Abbiamo pensato più a come chiamarlo, che a fondarlo! Perché se il progetto di mettere insieme competenze eterogenee per dare vita a uno studio che si occupasse di comunicazione, eventi e grafica ha da subito messo entrambi d’accordo, la scelta del nome ideale ha seguito strade più tortuose.
In effetti, scegliere un buon nome è tutt’altro che scontato, soprattutto quando si tende a dimenticare che, parlando di naming, il focus della questione non è tanto il “sì, mi piace” ma l’ “ok, funziona”. Si tratta di unire all’indispensabile estro creativo un rigore tutt’altro che scontato. Quella del naming, infatti, è una disciplina complessa, che intreccia fonetica, semiotica e marketing.
Ed è proprio una di queste tre discipline che ha ispirato la nostra scelta, complice – lo ammettiamo – una laurea in Semiotica che ti segna per sempre.
Scherzi a parte, nel nome “Ornitorinco Studio” c’è tanto di noi e questo, senza dubbio, è un buon punto di partenza. Poter essere uno specchio dei valori, delle qualità e della personalità di chi lo porta, è un punto imprescindibile per un buon nome. Ed è così che abbiamo scelto l’ornitorinco e non (solo) per quel suo essere indiscutibilmente un animale strano, tanto da essere – per alcuni – l’evidente risposta (affermativa) alla domanda “Dio avrà il senso dell’umorismo?”. Abbiamo scelto l’ornitorinco perché è un mix, bizzarro senza ombra di dubbio, ma perfettamente funzionante, di caratteristiche provenienti da specie e classi animali diverse. Un po’ anatra, un po’ castoro, girano leggende sulle proprietà salvifiche del suo latte e su un reale pericolo per coloro che si volessero contendere il territorio con un esemplare di sesso maschile. Tiratevi indietro, quindi, se voleste competere con uno di loro: gli ornitorinchi sono teneri solo all’apparenza.

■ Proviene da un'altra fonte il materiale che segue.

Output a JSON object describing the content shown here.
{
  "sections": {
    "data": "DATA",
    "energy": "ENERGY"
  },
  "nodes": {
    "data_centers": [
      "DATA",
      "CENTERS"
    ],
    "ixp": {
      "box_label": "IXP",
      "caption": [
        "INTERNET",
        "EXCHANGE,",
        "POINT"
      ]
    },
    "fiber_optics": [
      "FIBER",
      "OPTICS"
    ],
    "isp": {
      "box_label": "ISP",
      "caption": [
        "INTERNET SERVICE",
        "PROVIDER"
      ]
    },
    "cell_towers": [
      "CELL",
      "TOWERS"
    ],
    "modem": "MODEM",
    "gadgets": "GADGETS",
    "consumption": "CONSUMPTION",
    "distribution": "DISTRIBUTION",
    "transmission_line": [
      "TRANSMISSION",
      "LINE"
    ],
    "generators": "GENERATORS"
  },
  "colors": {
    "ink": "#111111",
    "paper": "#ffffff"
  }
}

Tornando alla citata Semiotica, l’idea di chiamarsi Ornitorinco Studio ha un’origine più seria di quello che si potrebbe pensare. In “Kant e l’ornitorinco”, celebre saggio di Umberto Eco, pietra miliare del suo percorso filosofico, l’ornitorinco è l’emblema della crisi del quadro categoriale dell’epoca settecentesca. Un mammifero che depone uova e che, solo nel 1884, dopo controversie e discussioni durate ottant’anni tra chi lo voleva mammifero (e negava le uova) e chi lo voleva oviparo (e disconosceva le mammelle e il latte), si stabilirà appartiene alla categoria dei monotremi, che sono mammiferi e ovipari. Curiosa questione, certo, che Eco vede come ottimo spunto per confrontandosi con i nodi fondamentali della filosofia di ogni tempo, da Aristotele a Heidegger, discutendo i problemi dell’essere, della verità, del falso, del riferimento, della realtà, dell’oggettività della conoscenza e della congettura.

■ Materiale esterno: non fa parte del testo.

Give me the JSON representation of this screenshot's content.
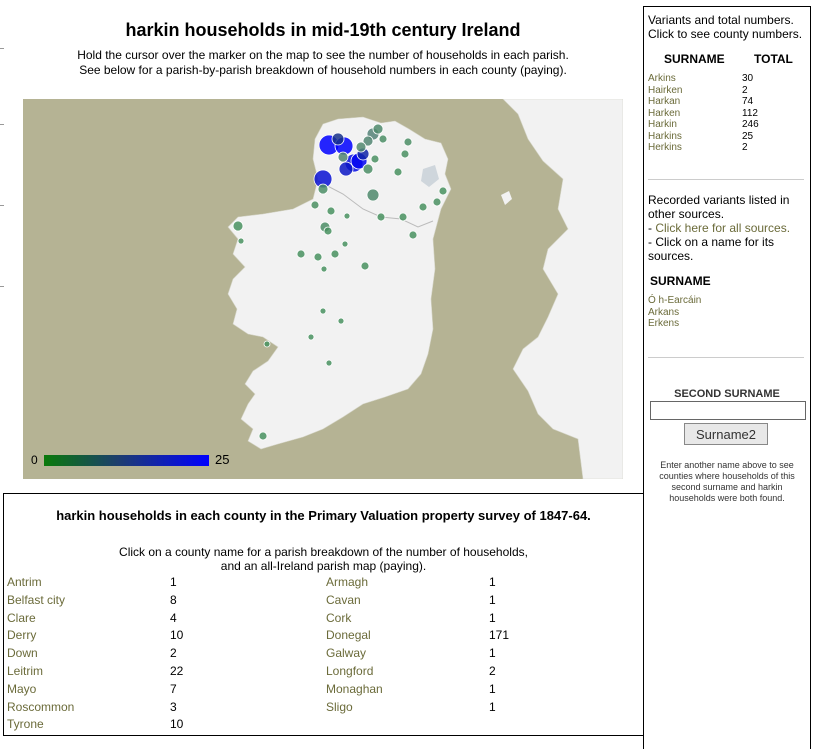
{
  "page": {
    "title": "harkin households in mid-19th century Ireland",
    "instructions": [
      "Hold the cursor over the marker on the map to see the number of households in each parish.",
      "See below for a parish-by-parish breakdown of household numbers in each county (paying)."
    ]
  },
  "map": {
    "legend_min": "0",
    "legend_max": "25",
    "colors": {
      "sea": "#b5b394",
      "land": "#f2f2f2",
      "low": "#0a7a0a",
      "high": "#0000ff"
    }
  },
  "county_section": {
    "title": "harkin households in each county in the Primary Valuation property survey of 1847-64.",
    "note": [
      "Click on a county name for a parish breakdown of the number of households,",
      "and an all-Ireland parish map (paying)."
    ],
    "left": [
      {
        "county": "Antrim",
        "count": "1"
      },
      {
        "county": "Belfast city",
        "count": "8"
      },
      {
        "county": "Clare",
        "count": "4"
      },
      {
        "county": "Derry",
        "count": "10"
      },
      {
        "county": "Down",
        "count": "2"
      },
      {
        "county": "Leitrim",
        "count": "22"
      },
      {
        "county": "Mayo",
        "count": "7"
      },
      {
        "county": "Roscommon",
        "count": "3"
      },
      {
        "county": "Tyrone",
        "count": "10"
      }
    ],
    "right": [
      {
        "county": "Armagh",
        "count": "1"
      },
      {
        "county": "Cavan",
        "count": "1"
      },
      {
        "county": "Cork",
        "count": "1"
      },
      {
        "county": "Donegal",
        "count": "171"
      },
      {
        "county": "Galway",
        "count": "1"
      },
      {
        "county": "Longford",
        "count": "2"
      },
      {
        "county": "Monaghan",
        "count": "1"
      },
      {
        "county": "Sligo",
        "count": "1"
      }
    ]
  },
  "variants": {
    "intro": [
      "Variants and total numbers.",
      "Click to see county numbers."
    ],
    "col_surname": "SURNAME",
    "col_total": "TOTAL",
    "rows": [
      {
        "name": "Arkins",
        "total": "30"
      },
      {
        "name": "Hairken",
        "total": "2"
      },
      {
        "name": "Harkan",
        "total": "74"
      },
      {
        "name": "Harken",
        "total": "112"
      },
      {
        "name": "Harkin",
        "total": "246"
      },
      {
        "name": "Harkins",
        "total": "25"
      },
      {
        "name": "Herkins",
        "total": "2"
      }
    ]
  },
  "recorded": {
    "lines": [
      "Recorded variants listed in",
      "other sources.",
      "- Click here for all sources.",
      "- Click on a name for its",
      "sources."
    ],
    "surname_header": "SURNAME",
    "names": [
      "Ó h-Earcáin",
      "Arkans",
      "Erkens"
    ]
  },
  "second_surname": {
    "label": "SECOND SURNAME",
    "input_value": "",
    "button_label": "Surname2",
    "help": [
      "Enter another name above to see",
      "counties where households of this",
      "second surname and harkin",
      "households were both found."
    ]
  }
}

Così, per noi, che certo non possediamo l’acume del grande Eco, l’ornitorinco è qualcosa di forse meno complesso: il simbolo dell’impossibilità di chiudere il mondo, la vita e la storia dentro categorie rigide, nella certezza che ogni esistenza sia meravigliosamente unica. La stessa unicità che, unita alla capacità di mixare elementi eterogenei per dare vita a qualcosa di nuovo, all’incapacità di accontentarsi per spingersi a fare sempre meglio, più ci caratterizza. Due stili, due caratteri e due personalità completamente differenti ci distinguono l’uno dall’altra e ci rendono – a nostro modo – unici. E se siete arrivati fin qui, forse questo è proprio quello che stavate cercando.